3. Three identical lite bulbs are connected to a D-cell as shown below. P, Q, X, Y and Z represent locations along the circuit. At which location(s), if any, will the current exist ...

a. ... the same as at Ten?
b. ... the same every bit at Q?

c. ... the same as at Y?

d. ... less than at Q?

east. ... less than at P?

f. ... twice that at Z?

k. ... three times that at Y?

4. Which adjustments could be made to the circuit beneath that would decrease the current in the cell? List all that apply.

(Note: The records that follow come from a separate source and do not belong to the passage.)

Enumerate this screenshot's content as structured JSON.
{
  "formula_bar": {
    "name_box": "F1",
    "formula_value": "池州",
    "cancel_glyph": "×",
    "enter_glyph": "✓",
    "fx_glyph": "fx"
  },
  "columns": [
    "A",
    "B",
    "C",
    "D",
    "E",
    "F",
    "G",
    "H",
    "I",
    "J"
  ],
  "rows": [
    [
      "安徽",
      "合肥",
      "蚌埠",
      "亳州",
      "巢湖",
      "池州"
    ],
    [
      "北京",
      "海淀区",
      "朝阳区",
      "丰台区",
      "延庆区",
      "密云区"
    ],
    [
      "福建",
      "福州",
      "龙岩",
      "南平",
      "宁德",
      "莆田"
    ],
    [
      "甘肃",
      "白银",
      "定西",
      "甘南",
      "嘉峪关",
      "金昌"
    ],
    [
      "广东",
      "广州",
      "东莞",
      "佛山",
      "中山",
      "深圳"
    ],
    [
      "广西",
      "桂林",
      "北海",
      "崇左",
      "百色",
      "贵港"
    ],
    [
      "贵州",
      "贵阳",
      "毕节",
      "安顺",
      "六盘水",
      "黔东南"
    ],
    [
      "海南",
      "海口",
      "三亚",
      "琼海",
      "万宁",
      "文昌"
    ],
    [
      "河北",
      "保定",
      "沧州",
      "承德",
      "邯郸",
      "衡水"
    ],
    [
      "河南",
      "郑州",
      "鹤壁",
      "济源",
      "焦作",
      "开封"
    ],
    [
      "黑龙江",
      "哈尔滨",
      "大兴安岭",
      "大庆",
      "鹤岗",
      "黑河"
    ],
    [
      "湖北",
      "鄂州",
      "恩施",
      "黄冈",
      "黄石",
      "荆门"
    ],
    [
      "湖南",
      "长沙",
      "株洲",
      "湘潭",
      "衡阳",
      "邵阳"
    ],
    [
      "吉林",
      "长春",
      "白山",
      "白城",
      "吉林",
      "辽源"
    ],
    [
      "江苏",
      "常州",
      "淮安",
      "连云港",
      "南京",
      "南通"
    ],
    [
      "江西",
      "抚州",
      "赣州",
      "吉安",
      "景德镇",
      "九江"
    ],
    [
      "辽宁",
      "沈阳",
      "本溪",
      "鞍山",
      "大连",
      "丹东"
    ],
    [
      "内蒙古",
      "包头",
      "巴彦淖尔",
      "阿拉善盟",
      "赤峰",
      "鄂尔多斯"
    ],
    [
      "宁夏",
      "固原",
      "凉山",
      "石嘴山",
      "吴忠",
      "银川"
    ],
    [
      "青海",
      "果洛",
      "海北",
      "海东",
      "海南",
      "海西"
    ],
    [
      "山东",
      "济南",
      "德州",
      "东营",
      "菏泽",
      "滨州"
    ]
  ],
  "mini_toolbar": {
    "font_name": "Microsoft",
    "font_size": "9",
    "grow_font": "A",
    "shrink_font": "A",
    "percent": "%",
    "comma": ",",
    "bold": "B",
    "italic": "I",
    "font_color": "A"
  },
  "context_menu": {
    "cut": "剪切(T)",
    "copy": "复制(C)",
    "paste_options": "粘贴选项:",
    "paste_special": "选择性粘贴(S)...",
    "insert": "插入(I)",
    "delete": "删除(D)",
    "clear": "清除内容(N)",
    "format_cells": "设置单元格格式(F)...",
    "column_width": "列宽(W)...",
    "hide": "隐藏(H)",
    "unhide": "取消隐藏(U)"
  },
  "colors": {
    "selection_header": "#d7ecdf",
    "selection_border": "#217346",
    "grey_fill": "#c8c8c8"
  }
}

a. Increase the resistance of bulb X.
b. Subtract the resistance of seedling X.

c. Increase the resistance of bulb Z.

d. Decrease the resistance of seedling Z.

e. Increase the voltage of the cell (somehow).

f. Subtract the voltage of the jail cell (somehow).

g. Remove bulb Y.

5. A 12-V battery , a 12-ohm resistor and a 4-ohm resistor are continued as shown. The current in the 12-ohm resistor is ____ that in the 4-ohm resistor.

a. i/3

b. 1/ii

c. 2/three

d. the aforementioned as

e. ane.v times

f. twice

g. three times

h. 4 times

6. A 12-Five bombardment , a 12-ohm resistor and a 4-ohm resistor are connected as shown. The voltage drop across the 12-ohm resistor is ____ that beyond the 4-ohm resistor.

a. one/3

b. 1/two

c. 2/iii

d. the same equally

e. ane.five times

f. twice

thousand. 3 times

h. four times

seven. A 12-Five battery and a 12-ohm resistor are connected as shown in circuit. A 6-ohm resistor is added to the 12-ohm resistor to create circuit Y as shown. The voltage drop across the 6-ohm resistor in circuit Y is ____ that across the resistor in X.

a. larger than
b. smaller than

c. the same every bit

8. Use your understanding of equivalent resistance to complete the following statements:

a. Two vi-Ω resistors placed in parallel would provide a resistance that is equivalent to one _____-Ω resistor.
b. Three six-Ω resistors placed in parallel would provide a resistance that is equivalent to one _____-Ω resistor.

c. Iii eight-Ω resistors placed in parallel would provide a resistance that is equivalent to i _____-Ω resistor.

d. Three resistors with resistance values of 2-Ω, 4-Ω, and 6-Ω are placed in parallel. These would provide a resistance that is equivalent to ane _____-Ω resistor.

due east. Iii resistors with resistance values of 5-Ω, 6-Ω, and 7-Ω are placed in parallel. These would provide a resistance that is equivalent to 1 _____-Ω resistor.

f. Three resistors with resistance values of 12-Ω, vi-Ω, and 21-Ω are placed in parallel. These would provide a resistance that is equivalent to one _____-Ω resistor.

nine. Based on your answers to the higher up question, consummate the following argument:

The overall or equivalent resistance of three resistors placed in parallel volition be _____.

a. greater than the resistance of the biggest R value of the three.
b. less than the resistance of the smallest R value of the three.

c. somewhere in between the smallest R and the biggest R value of the three.

d. ... nonsense! No such generalization tin can be made. The results vary.

ten. Three resistors are continued in parallel. If placed in a excursion with a 12-volt power supply. Determine the equivalent resistance, the total excursion current, and the voltage drop across and current in each resistor.